Why IaC Matters for Small Teams
- Reproducibility: Spin up identical staging and production environments
- Documentation: Your infrastructure is documented by the code that creates it
- Version control: Track every change, roll back mistakes
- Collaboration: Review infrastructure changes in pull requests
- Disaster recovery: Recreate your entire environment from code
- Onboarding: New developers understand the infrastructure by reading code
Tool Comparison
Terraform (HashiCorp)
The standard IaC tool. Uses HCL (HashiCorp Configuration Language).
resource "aws_s3_bucket" "uploads" {
bucket = "myapp-uploads"
}
resource "aws_dynamodb_table" "users" {
name = "users"
billing_mode = "PAY_PER_REQUEST"
hash_key = "userId"
attribute {
name = "userId"
type = "S"
}
}
Pros: Massive ecosystem, extensive cloud provider support, well-documented Cons: HCL is a domain-specific language (learning curve), state management can be tricky Best for: Multi-cloud, complex environments
Pulumi
Write infrastructure in your programming language (TypeScript, Python, Go, etc.).
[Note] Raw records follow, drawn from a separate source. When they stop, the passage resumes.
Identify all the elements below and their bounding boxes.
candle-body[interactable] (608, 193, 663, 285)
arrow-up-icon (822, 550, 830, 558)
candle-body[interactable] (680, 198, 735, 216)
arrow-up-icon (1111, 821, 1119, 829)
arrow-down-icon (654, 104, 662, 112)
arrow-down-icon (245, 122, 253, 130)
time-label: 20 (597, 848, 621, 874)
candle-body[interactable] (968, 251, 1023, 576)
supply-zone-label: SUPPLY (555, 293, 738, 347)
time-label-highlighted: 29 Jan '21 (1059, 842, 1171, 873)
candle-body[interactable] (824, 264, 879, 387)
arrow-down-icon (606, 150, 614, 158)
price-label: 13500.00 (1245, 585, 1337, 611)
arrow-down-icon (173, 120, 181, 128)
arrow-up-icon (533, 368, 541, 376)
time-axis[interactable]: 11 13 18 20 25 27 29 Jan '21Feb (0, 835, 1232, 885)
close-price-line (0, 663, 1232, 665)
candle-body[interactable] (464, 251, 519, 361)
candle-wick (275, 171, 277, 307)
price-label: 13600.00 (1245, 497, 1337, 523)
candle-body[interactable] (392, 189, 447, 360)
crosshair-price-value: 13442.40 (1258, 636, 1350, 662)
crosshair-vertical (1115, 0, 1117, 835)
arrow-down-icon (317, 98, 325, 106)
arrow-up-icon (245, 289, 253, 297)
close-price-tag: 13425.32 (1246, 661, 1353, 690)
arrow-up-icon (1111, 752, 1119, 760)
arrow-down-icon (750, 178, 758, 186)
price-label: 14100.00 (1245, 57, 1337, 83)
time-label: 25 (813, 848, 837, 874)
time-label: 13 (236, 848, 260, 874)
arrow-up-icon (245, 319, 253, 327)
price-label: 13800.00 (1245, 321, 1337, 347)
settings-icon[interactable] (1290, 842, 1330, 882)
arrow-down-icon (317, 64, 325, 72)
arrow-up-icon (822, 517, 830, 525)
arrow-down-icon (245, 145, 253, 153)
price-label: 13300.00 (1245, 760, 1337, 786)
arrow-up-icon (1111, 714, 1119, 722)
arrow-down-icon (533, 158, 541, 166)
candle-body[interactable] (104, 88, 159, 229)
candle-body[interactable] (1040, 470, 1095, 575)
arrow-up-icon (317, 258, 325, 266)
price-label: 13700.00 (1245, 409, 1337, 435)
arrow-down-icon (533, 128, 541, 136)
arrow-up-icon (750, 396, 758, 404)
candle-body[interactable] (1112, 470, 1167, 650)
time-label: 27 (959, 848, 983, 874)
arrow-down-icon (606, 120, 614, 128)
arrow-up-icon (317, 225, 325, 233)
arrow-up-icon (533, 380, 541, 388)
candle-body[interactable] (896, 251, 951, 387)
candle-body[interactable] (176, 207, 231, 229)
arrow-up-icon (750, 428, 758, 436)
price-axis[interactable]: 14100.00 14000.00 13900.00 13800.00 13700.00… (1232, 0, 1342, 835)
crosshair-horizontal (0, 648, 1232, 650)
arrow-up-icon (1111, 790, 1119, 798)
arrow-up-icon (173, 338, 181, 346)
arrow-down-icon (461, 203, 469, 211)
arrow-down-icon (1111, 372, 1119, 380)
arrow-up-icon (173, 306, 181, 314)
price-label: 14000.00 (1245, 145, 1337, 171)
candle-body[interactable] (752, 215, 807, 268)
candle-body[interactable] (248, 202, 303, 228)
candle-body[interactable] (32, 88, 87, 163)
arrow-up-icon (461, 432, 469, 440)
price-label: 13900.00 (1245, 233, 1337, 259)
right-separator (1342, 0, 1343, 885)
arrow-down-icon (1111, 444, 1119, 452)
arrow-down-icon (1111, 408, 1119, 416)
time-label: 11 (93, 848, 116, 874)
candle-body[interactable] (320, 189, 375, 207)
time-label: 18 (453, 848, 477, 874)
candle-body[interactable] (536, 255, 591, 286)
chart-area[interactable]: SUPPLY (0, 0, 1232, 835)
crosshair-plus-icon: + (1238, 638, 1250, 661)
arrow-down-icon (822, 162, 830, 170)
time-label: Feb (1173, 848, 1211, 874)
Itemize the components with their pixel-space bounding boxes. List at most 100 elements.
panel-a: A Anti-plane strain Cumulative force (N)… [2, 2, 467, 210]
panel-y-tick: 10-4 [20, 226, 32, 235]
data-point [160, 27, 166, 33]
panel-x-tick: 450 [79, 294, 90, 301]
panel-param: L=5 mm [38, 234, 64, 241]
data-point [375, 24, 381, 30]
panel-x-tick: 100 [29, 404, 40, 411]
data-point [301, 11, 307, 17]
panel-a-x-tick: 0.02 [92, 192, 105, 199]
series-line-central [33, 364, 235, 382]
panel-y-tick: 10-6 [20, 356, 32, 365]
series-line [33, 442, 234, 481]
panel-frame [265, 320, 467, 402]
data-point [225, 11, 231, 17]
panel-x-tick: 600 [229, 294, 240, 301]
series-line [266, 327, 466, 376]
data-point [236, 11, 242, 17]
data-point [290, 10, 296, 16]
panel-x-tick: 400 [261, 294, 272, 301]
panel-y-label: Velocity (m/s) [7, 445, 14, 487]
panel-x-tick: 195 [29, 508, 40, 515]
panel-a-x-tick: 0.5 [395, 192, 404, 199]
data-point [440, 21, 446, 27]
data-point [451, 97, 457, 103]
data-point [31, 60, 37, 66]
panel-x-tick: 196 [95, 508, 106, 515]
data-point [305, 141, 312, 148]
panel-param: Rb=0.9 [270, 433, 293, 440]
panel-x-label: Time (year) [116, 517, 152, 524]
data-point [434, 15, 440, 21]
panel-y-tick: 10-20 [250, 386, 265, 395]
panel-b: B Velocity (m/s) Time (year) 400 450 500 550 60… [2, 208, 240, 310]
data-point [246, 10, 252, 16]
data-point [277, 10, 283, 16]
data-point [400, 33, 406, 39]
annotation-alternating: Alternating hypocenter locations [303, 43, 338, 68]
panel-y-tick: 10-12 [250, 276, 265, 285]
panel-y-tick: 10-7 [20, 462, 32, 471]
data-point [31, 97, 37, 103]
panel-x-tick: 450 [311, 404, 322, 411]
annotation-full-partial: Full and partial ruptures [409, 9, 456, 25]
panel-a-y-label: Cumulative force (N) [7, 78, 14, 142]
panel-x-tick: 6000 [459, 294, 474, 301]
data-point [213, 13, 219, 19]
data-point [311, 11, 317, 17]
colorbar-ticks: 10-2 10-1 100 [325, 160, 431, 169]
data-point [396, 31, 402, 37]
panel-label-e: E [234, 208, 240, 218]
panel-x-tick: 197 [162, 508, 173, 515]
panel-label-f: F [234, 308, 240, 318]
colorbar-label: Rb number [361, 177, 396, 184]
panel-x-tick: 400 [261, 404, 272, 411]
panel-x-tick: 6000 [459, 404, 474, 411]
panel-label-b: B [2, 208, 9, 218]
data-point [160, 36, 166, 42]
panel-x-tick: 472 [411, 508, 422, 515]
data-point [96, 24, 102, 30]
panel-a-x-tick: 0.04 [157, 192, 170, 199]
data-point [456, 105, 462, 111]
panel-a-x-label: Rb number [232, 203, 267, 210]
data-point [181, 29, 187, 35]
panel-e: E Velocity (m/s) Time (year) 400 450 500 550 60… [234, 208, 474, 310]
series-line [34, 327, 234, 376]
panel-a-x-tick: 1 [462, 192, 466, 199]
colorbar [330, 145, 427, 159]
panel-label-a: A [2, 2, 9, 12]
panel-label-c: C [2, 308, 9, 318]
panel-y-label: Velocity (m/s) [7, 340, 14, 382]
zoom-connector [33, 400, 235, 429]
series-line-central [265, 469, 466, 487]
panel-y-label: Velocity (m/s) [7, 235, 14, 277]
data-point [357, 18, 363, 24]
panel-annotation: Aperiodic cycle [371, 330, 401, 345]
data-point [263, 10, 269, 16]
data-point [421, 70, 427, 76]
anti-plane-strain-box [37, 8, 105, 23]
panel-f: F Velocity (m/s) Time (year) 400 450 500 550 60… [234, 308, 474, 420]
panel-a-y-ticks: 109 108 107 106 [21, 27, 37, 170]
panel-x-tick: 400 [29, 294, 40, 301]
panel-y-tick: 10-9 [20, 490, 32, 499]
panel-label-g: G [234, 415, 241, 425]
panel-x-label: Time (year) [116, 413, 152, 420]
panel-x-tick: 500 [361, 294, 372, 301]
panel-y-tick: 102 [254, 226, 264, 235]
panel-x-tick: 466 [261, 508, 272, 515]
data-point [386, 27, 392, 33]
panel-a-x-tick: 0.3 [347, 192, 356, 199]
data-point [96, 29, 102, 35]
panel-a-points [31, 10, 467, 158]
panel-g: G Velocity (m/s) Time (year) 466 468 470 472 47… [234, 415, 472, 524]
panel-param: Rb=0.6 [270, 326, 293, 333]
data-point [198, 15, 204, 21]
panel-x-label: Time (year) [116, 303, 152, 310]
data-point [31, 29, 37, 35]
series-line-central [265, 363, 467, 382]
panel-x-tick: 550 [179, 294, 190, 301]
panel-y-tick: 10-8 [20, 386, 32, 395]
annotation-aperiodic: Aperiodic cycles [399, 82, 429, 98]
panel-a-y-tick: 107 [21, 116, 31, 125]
import * as aws from '@pulumi/aws';
const bucket = new aws.s3.Bucket('uploads', {
bucket: 'myapp-uploads',
});
const table = new aws.dynamodb.Table('users', {
name: 'users',
billingMode: 'PAY_PER_REQUEST',
hashKey: 'userId',
attributes: [{ name: 'userId', type: 'S' }],
});
Pros: Use TypeScript, IDE support, loops and conditionals are native Cons: Newer ecosystem, fewer examples Best for: Teams that prefer TypeScript over HCL
SST (Serverless Stack)
Opinionated framework for building serverless applications on AWS.
const api = new sst.aws.ApiGatewayV2('Api');
api.route('GET /users', 'src/handlers/list-users.handler');
api.route('POST /users', 'src/handlers/create-user.handler');
const bucket = new sst.aws.Bucket('Uploads');
const table = new sst.aws.Dynamo('Users', {
fields: { userId: 'string' },
primaryIndex: { hashKey: 'userId' },
});
Pros: Excellent developer experience, live Lambda development, built for serverless Cons: AWS-only, opinionated Best for: Serverless applications on AWS
CDKTF (CDK for Terraform)
Write Terraform infrastructure in TypeScript using the CDK.
Pros: Terraform's ecosystem + TypeScript's expressiveness Cons: Extra abstraction layer adds complexity Best for: Teams invested in Terraform but wanting TypeScript
Getting Started (Small Team Path)
Step 1: Define Your Scope
Do not try to codify everything at once. Start with:
- Database provisioning
- Storage buckets
- DNS records
- Environment variables and secrets
Step 2: Choose Your Tool
- AWS serverless: SST
- Multi-cloud or complex: Terraform
- TypeScript everything: Pulumi
- Already using Vercel/Railway: You may not need IaC at all
Step 3: Set Up State Management
Terraform and Pulumi need somewhere to store state:
- Terraform: Use Terraform Cloud (free for small teams) or S3 + DynamoDB
- Pulumi: Use Pulumi Cloud (free tier) or self-managed backends
- SST: Manages state through AWS CloudFormation
Step 4: CI/CD Integration
Run infrastructure changes through your CI/CD pipeline:
# GitHub Actions
jobs:
deploy:
runs-on: ubuntu-latest
steps:
- uses: actions/checkout@v4
- run: npx sst deploy --stage production
env:
AWS_ACCESS_KEY_ID: ${{ secrets.AWS_ACCESS_KEY_ID }}
AWS_SECRET_ACCESS_KEY: ${{ secrets.AWS_SECRET_ACCESS_KEY }}
When You Do Not Need IaC
- Vercel/Netlify deployments: The platform manages infrastructure for you
- Managed databases (PlanetScale, Neon, Supabase): Provisioned through their dashboards
- Single environment: If you only have production and it rarely changes
- Prototype/MVP: Speed matters more than reproducibility at this stage
Common Mistakes
- Over-engineering early: Do not codify infrastructure for a prototype
- Ignoring state management: Corrupted state can destroy environments
- Not using modules: Repeated code across environments is fragile
- Manual changes: Avoid clicking through the console after adopting IaC
- Missing locks: Concurrent changes can corrupt state
Our Approach
For most client projects, managed platforms like Vercel handle infrastructure automatically. When clients need custom infrastructure β serverless APIs, databases, storage, queues β we use SST or Pulumi depending on the requirements. Everything is version-controlled, reviewable, and reproducible.